The tech industries literally pumped tens of millions of dollars in order to screw me and my kind. If I said 80% of the techies were all for that movement I'd probably have guessed low. I hear there's a need for baristas.
Posted on Reply
#20
Space Lynx
Astronaut
Why_MeThe tech industries literally pumped tens of millions of dollars in order to screw me and my kind. If I said 80% of the techies were all for that movement I'd probably have guessed low. I hear there's a need for baristas.

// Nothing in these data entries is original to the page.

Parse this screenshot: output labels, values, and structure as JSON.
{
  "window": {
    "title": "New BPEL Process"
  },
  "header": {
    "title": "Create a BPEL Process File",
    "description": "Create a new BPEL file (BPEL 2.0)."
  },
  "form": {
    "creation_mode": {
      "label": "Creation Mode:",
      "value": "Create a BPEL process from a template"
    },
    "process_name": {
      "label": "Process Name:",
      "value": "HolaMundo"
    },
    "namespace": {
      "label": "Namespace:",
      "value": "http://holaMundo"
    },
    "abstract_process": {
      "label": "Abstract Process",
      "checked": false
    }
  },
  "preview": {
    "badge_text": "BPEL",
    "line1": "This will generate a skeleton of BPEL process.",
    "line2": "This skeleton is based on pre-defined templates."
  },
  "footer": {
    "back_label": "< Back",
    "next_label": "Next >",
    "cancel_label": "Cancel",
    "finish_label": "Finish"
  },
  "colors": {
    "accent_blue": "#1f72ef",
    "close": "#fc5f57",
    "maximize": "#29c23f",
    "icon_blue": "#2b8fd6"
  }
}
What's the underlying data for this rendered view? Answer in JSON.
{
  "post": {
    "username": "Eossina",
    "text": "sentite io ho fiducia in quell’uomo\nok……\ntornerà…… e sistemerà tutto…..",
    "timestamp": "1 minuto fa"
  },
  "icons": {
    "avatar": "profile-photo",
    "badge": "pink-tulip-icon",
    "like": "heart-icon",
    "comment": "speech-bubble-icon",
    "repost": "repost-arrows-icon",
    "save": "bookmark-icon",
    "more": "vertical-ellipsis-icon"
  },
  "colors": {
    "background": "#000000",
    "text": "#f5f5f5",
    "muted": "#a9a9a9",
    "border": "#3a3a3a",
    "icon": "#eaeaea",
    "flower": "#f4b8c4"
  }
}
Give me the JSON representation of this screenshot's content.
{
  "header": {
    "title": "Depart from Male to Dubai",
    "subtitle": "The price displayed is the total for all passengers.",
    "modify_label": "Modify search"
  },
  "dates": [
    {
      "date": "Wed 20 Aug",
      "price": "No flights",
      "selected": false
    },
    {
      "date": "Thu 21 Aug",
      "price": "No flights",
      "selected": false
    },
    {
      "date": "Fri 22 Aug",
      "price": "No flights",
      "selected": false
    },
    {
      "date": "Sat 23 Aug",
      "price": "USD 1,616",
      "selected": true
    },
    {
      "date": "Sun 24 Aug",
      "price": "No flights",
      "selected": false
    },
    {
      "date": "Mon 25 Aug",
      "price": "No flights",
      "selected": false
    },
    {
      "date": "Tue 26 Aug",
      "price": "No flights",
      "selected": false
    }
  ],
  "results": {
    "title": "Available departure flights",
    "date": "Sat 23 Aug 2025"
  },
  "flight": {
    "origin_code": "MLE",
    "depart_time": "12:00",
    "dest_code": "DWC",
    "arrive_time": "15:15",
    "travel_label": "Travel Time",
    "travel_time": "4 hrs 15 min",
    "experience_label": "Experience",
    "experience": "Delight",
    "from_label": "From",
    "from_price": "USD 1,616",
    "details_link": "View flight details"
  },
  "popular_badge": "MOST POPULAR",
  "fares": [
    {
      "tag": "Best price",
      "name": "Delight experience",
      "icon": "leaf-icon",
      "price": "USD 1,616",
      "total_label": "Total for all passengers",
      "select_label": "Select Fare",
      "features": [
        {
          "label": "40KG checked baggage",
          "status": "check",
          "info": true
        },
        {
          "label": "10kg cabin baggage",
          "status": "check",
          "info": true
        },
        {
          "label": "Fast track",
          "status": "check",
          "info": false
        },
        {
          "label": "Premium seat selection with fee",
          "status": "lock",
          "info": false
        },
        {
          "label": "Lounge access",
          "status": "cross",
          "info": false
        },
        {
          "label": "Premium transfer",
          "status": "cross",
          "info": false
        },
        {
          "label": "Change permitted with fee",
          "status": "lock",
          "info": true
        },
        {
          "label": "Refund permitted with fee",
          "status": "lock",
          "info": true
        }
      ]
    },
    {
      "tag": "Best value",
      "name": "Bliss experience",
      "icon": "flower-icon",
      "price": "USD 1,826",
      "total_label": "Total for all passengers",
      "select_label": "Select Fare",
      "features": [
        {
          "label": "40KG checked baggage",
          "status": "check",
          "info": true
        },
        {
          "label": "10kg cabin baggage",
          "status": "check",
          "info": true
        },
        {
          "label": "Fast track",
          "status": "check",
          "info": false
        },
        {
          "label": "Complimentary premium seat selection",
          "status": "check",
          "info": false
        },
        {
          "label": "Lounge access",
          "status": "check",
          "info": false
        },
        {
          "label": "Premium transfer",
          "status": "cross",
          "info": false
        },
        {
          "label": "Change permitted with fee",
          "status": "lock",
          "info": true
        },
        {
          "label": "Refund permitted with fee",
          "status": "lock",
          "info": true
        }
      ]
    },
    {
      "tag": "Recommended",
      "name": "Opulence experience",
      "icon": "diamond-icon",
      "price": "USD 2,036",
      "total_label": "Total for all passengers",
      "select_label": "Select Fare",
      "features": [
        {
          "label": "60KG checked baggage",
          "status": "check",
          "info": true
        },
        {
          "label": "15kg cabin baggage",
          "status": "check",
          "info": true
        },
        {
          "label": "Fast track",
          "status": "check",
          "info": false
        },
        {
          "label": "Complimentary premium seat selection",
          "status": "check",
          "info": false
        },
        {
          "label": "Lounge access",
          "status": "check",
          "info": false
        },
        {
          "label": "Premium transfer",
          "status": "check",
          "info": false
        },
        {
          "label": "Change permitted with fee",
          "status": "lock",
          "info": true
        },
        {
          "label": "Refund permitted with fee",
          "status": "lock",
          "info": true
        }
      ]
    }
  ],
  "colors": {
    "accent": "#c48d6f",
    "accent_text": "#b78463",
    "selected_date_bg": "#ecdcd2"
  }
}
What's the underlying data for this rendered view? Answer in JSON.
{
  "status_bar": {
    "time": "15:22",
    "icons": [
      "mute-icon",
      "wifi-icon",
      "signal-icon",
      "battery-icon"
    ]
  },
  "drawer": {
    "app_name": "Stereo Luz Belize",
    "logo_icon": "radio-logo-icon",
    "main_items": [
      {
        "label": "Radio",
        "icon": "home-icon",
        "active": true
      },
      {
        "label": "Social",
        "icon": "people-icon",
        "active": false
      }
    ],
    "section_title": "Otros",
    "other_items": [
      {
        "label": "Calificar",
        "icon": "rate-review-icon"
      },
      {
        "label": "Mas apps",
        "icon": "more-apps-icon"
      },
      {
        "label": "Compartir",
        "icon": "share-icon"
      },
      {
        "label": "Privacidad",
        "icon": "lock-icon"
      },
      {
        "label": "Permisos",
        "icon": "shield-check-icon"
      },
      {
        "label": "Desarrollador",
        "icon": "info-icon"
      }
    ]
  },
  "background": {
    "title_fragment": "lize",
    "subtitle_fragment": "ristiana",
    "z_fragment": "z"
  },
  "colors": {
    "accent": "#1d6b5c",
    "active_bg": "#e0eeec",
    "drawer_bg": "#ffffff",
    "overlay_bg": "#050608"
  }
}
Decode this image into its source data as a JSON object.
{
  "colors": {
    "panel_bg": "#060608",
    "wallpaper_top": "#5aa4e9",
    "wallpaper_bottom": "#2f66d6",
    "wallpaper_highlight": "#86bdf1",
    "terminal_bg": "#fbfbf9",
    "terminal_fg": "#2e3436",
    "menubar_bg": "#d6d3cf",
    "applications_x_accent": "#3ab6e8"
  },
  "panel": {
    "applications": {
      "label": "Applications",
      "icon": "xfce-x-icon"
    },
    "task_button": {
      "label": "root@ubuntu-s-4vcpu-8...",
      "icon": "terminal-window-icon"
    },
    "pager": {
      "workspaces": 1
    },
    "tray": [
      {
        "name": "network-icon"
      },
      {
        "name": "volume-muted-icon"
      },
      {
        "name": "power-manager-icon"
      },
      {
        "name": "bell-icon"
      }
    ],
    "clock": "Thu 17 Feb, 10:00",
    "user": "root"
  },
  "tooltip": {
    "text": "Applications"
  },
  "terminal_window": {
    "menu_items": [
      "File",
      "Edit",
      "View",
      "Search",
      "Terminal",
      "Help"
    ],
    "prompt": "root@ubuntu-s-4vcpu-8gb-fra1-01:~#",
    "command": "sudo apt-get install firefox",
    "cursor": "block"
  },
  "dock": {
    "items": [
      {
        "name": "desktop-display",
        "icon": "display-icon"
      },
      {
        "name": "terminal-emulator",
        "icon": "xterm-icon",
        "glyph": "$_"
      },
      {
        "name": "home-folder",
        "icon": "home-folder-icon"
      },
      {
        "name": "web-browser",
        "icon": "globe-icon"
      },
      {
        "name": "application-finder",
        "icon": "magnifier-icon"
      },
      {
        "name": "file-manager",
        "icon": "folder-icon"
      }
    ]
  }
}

it's very few people who control the flow of money of that size, so you are still over generalizing.
Posted on Reply
#21
DeathtoGnomes
i see the word free in there, wonder how much telemetry they're going to sell to offset that.
Posted on Reply
#23
thesmokingman
Tek-CheckCan it be my friend too? ;-)
lol, there was a huge fiasco with that ai sexy friend app. Ah can't remember the name... Replika.
Posted on Reply
#24
Why_Me
Space Lynxit's very few people who control the flow of money of that size, so you are still over generalizing.
No I'm not. If they couldn't screw us directly they donated and/or voted for the people who could and after we got screwed and lost our jobs they laughed and told us to learn to code. The best part of this is that it was techies who created this AI monster and now they're being eaten by their own creation. Let them experience losing their jobs, homes, etc ...
Posted on Reply
#25
Solaris17
Super Dainty Moderator
Cool will be neat to use versions for other OSs later this year.